Is $H:=\{a\in G: a * s = s * a,\forall s\in S\}$ really a subgroup?

Question

Let $(G, *)$ be a group and $S\subset G$. How can I show that

$$H:=\{a\in G: a * s = s * a,\ \forall s\in S\}$$ is a subgroup of $G$?

It is easy to show $H\neq \phi$ and $H$ is closed under $*$. But, how about the inversion?

Thanks.

Answer 1

If $a \in H$, then we know $$ a \ast s = s \ast a $$ for each $s \in S$. Let us multiply by $a^{-1}$ on both the right and the left, to get $$ a^{-1} \ast a \ast s \ast a^{-1} = a^{-1} \ast s \ast a \ast a^{-1} \,, $$ which simplifies to $$ s \ast a^{-1} = a^{-1} \ast s \,. $$ Since this holds for all $s \in S$, we have shown that $a^{-1} \in H$.

Answer 2

Yes, $H$ is closed under inversion.

Suppose that there is an $a \in H$ such that $a^{-1}$ is not in $H$. Then $a^{-1}*s \not = s*a^{-1}$ for some $s \in S$. But then right-multiplying both sides by $a$ would give (1) $(a^{-1}*s)*a \not = (s*a^{-1})*a$.
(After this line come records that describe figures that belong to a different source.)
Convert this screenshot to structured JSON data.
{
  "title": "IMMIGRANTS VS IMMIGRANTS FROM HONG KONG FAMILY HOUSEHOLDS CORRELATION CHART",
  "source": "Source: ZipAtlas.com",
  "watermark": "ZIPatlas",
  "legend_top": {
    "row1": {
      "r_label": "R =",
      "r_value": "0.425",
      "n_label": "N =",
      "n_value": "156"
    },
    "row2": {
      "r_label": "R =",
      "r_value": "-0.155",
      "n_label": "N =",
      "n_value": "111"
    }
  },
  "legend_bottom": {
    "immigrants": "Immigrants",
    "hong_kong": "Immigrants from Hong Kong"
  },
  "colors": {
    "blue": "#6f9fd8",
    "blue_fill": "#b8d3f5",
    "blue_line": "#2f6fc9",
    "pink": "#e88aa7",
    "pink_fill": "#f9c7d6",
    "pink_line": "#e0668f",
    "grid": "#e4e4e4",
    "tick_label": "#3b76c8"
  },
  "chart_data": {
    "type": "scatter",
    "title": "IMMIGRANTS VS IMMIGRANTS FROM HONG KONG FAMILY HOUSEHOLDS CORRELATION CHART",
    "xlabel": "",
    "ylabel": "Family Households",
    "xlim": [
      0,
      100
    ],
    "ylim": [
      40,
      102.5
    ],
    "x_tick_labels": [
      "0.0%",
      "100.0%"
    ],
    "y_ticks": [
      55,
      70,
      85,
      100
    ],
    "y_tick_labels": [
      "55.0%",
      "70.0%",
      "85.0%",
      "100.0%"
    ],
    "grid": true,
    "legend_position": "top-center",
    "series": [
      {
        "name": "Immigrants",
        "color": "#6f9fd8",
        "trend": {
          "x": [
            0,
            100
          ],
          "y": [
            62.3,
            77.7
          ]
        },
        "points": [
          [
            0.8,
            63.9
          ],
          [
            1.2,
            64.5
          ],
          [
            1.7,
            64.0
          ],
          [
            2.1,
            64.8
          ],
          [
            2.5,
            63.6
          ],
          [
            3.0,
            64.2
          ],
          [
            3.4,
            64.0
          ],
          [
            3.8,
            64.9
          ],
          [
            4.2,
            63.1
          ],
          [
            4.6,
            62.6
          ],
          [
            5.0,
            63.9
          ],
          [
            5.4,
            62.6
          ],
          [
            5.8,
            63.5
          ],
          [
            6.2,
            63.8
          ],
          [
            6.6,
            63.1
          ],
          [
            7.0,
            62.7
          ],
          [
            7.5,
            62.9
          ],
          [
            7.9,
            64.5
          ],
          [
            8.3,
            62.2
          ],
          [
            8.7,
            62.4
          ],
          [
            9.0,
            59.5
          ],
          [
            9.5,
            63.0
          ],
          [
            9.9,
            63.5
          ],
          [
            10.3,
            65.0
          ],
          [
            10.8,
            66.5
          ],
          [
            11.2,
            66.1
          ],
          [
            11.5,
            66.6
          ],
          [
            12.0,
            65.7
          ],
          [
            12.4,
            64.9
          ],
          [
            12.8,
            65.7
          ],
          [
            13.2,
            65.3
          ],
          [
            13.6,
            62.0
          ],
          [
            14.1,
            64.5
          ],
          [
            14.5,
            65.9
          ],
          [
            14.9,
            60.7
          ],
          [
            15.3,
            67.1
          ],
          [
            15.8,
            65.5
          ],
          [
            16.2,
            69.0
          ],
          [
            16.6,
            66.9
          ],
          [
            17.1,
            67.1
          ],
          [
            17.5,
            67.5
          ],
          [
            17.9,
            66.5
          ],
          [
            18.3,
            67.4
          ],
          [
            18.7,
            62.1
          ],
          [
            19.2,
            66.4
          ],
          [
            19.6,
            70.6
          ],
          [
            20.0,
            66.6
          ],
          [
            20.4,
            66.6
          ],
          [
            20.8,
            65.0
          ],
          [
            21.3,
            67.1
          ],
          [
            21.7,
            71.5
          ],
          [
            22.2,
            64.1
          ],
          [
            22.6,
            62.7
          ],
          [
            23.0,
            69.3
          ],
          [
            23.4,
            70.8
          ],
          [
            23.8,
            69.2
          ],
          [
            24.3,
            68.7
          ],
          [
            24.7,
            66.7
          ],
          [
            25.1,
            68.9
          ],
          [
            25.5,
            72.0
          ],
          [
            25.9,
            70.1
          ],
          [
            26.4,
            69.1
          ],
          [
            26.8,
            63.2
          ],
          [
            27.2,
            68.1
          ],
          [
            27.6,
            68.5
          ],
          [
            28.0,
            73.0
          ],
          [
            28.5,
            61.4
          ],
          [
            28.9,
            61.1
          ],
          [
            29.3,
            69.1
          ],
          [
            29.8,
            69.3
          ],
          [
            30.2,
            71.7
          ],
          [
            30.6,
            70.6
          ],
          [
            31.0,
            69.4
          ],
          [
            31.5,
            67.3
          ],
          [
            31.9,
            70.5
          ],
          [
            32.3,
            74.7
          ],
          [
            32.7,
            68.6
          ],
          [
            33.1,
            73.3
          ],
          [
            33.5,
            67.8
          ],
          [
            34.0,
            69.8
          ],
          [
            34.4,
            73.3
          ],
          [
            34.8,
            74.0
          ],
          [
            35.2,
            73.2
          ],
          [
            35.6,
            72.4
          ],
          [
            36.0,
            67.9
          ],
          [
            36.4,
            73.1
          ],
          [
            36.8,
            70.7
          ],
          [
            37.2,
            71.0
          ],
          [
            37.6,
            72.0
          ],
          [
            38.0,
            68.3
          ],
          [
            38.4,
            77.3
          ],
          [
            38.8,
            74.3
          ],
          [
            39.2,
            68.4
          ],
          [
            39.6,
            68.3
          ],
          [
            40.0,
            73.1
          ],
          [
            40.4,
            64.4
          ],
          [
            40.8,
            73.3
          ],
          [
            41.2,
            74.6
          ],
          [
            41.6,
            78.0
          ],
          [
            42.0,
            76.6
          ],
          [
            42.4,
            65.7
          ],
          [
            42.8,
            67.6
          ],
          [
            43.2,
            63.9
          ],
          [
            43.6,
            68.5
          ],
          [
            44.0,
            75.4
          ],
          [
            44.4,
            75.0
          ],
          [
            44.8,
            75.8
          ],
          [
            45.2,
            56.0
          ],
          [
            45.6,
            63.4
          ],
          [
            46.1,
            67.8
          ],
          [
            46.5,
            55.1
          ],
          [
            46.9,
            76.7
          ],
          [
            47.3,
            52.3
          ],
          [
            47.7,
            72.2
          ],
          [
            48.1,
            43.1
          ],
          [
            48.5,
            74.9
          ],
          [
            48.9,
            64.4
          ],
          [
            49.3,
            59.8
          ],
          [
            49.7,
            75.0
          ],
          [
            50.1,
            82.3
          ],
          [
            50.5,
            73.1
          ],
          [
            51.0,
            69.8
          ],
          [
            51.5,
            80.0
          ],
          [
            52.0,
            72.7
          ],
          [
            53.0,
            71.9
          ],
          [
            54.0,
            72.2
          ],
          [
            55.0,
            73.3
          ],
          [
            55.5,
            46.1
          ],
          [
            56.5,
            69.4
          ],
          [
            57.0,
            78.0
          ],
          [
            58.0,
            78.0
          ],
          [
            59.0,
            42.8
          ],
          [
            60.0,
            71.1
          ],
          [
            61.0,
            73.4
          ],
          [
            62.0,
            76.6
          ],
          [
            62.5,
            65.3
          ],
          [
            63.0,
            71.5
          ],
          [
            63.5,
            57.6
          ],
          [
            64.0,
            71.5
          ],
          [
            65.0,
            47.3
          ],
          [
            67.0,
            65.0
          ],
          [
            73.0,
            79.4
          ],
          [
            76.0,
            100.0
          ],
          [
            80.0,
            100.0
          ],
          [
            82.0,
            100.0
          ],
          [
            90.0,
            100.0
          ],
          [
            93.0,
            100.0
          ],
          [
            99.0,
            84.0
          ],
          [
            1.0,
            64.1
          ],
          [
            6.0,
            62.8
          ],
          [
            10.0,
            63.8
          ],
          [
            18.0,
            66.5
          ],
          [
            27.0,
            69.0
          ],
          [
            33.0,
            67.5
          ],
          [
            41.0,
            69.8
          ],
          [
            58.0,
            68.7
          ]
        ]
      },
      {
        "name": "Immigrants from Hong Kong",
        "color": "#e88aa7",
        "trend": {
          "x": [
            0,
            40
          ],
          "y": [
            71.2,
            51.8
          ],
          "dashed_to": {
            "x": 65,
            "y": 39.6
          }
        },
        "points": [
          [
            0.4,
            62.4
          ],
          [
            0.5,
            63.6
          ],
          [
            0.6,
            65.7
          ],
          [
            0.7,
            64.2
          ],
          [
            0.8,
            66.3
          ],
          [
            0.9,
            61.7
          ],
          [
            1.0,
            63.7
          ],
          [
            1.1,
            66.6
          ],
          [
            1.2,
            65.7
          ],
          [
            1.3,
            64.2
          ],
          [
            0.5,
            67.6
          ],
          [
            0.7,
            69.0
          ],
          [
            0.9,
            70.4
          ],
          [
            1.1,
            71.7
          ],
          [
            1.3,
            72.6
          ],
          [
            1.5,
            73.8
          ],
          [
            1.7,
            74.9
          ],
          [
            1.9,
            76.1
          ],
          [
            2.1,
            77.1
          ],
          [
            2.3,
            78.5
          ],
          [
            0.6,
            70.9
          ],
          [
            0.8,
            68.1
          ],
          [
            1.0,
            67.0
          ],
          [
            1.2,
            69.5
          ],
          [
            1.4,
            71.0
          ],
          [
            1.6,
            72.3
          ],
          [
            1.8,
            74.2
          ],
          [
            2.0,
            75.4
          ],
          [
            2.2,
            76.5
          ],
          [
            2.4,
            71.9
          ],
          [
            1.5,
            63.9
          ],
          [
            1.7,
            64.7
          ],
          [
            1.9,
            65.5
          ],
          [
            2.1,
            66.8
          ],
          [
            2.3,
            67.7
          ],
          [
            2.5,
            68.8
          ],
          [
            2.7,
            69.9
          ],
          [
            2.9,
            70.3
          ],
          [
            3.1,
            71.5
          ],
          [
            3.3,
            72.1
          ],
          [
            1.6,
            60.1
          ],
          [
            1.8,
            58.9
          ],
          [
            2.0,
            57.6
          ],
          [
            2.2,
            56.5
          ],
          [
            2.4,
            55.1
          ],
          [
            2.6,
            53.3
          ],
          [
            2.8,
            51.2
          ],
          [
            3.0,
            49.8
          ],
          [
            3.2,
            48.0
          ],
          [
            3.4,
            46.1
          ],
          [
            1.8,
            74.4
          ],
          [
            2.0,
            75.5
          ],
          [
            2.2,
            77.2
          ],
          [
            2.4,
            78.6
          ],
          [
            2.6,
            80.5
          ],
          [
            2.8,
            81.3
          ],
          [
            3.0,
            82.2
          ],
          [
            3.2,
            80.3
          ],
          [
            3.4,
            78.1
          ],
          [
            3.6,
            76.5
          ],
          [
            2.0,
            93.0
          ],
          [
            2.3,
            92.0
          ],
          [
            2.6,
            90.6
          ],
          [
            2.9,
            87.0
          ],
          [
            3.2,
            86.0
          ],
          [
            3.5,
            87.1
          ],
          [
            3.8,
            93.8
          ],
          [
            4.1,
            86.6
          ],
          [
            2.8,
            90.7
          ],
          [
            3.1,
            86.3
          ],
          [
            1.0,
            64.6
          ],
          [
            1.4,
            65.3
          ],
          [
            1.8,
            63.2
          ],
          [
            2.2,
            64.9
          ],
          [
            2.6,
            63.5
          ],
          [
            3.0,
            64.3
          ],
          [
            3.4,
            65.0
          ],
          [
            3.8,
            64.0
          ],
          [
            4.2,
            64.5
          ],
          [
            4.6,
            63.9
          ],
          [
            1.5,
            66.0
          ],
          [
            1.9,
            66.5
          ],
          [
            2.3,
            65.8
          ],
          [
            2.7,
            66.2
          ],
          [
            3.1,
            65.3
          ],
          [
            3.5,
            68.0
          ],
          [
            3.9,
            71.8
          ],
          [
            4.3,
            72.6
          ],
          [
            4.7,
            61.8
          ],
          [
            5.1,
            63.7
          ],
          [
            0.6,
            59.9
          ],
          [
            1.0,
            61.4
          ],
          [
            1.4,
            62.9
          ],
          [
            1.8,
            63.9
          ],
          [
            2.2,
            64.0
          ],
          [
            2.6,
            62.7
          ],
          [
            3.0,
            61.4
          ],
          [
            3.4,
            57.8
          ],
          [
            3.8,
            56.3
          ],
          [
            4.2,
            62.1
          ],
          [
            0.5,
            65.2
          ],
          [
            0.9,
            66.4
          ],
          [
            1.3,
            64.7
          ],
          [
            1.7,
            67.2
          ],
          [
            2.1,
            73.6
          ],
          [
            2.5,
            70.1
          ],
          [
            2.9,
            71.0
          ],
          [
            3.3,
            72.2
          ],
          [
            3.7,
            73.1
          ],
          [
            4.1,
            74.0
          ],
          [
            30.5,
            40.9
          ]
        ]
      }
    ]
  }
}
However, on the one hand $(a^{-1}*s)*a = a^{-1}*(s*a) = a^{-1}*(a*s) = a^{-1}*a*s = s$. So this implies that (2) $(a^{-1}*s)*a = s$. On the other hand $(sa^{-1})*a = s*(a^{-1}*a)=s$. So this implies that (3) $(s*a^{-1})*a = s$ as well.

There is no way that (1), (2), and (3) can all hold.